C) Retry Launcher — A Simple “Delayer” Using Schedulable

// RetryLauncher.cls
global with sharing class RetryLauncher implements Schedulable {
    Id jobRunId; List<Id> pageIds; Integer pageSize;
    public RetryLauncher(Id jobRunId, List<Id> pageIds, Integer pageSize) {
        this.jobRunId = jobRunId; this.pageIds = pageIds; this.pageSize = pageSize;
    }
    global void execute(SchedulableContext sc) {
        System.enqueueJob(new AccountEnrichmentWorker(jobRunId, pageIds, pageSize));
    }
}

D) Monitoring Dashboards and Status Events

// Sample SOQL to check a job's AsyncApexJob row by Id
Id jobId = System.enqueueJob(new AccountEnrichmentWorker('a01xx000000123A', new List<Id>(), 200));
AsyncApexJob j = [SELECT Id, Status, JobType, NumberOfErrors, TotalJobItems, CreatedDate
                  FROM AsyncApexJob WHERE Id = :jobId];

// Example: subscribe to Job_Status__e in a Flow or external system to visualize progress.
// (No Apex code needed here—admins wire it up.)

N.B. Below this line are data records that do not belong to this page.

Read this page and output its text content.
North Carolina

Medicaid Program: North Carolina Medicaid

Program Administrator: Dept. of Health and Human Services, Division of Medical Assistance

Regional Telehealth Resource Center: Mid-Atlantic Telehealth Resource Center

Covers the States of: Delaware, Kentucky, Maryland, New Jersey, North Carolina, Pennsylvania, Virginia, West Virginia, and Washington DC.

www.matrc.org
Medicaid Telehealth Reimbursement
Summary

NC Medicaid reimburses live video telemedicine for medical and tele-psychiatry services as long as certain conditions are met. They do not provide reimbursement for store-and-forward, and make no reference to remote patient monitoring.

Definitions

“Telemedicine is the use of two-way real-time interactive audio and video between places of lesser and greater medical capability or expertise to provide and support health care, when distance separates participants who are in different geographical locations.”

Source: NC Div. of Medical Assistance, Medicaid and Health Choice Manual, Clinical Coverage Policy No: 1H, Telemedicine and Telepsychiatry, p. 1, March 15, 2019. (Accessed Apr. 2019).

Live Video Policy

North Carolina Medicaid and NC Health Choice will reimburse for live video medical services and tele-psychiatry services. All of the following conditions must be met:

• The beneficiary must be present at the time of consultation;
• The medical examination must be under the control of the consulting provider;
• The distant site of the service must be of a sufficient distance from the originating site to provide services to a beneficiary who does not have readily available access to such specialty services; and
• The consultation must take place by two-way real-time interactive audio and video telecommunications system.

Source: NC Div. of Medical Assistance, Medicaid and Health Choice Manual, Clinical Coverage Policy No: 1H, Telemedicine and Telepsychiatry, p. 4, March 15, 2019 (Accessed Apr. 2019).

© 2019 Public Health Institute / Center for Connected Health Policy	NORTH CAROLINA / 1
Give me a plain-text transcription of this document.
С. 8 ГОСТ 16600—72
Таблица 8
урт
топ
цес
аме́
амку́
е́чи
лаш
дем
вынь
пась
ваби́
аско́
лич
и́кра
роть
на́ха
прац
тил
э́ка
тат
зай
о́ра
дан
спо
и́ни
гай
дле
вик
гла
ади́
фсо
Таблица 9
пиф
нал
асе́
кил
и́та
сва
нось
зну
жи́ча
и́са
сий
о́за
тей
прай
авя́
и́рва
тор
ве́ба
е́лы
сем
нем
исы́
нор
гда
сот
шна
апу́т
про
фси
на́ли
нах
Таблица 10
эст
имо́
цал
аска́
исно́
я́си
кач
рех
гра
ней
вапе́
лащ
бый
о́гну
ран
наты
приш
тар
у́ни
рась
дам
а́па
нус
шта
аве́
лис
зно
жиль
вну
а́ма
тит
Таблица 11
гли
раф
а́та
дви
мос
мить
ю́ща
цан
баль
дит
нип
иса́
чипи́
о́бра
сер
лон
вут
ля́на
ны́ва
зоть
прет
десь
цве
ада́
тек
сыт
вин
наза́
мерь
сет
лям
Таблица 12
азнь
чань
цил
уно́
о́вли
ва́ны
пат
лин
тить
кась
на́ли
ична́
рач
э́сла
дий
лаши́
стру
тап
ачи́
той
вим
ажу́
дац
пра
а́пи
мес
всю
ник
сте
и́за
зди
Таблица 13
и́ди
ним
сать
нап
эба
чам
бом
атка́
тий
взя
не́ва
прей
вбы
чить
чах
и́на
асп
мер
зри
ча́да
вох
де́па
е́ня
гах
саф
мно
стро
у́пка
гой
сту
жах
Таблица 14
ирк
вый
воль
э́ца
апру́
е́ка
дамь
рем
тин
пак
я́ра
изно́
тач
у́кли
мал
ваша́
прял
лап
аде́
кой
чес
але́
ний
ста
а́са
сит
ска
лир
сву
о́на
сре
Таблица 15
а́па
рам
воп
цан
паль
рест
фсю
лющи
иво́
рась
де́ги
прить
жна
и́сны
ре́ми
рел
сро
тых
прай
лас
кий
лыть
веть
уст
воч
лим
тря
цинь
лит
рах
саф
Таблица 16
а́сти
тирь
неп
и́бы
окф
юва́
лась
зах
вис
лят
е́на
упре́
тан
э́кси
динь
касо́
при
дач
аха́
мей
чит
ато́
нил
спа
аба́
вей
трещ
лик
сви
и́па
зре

Chaining strategiesWhy This Approach Works

  • Chaining: Each worker enqueues exactly one next job, ensuring predictable sequencing and no runaway chains.

  • State Management: Large state (IDs, counters) lives in JobRun__c. Each job just passes the record Id and current page.

  • Error Handling: Temporary errors are retried safely; terminal ones are logged and skipped without breaking the flow.

  • Monitoring: Progress and errors are visible via JobRun__c, Platform Events, and standard AsyncApexJob queries.


Final Thoughts

Think of your async architecture like a mini distributed system:
chain intentionally, persist your state, classify your errors, and instrument everything.

By combining an orchestration record (JobRun__c), status events (Job_Status__e), and disciplined chaining, your async jobs become resilient, predictable, and self-healing—a huge win for reliability and supportability in production.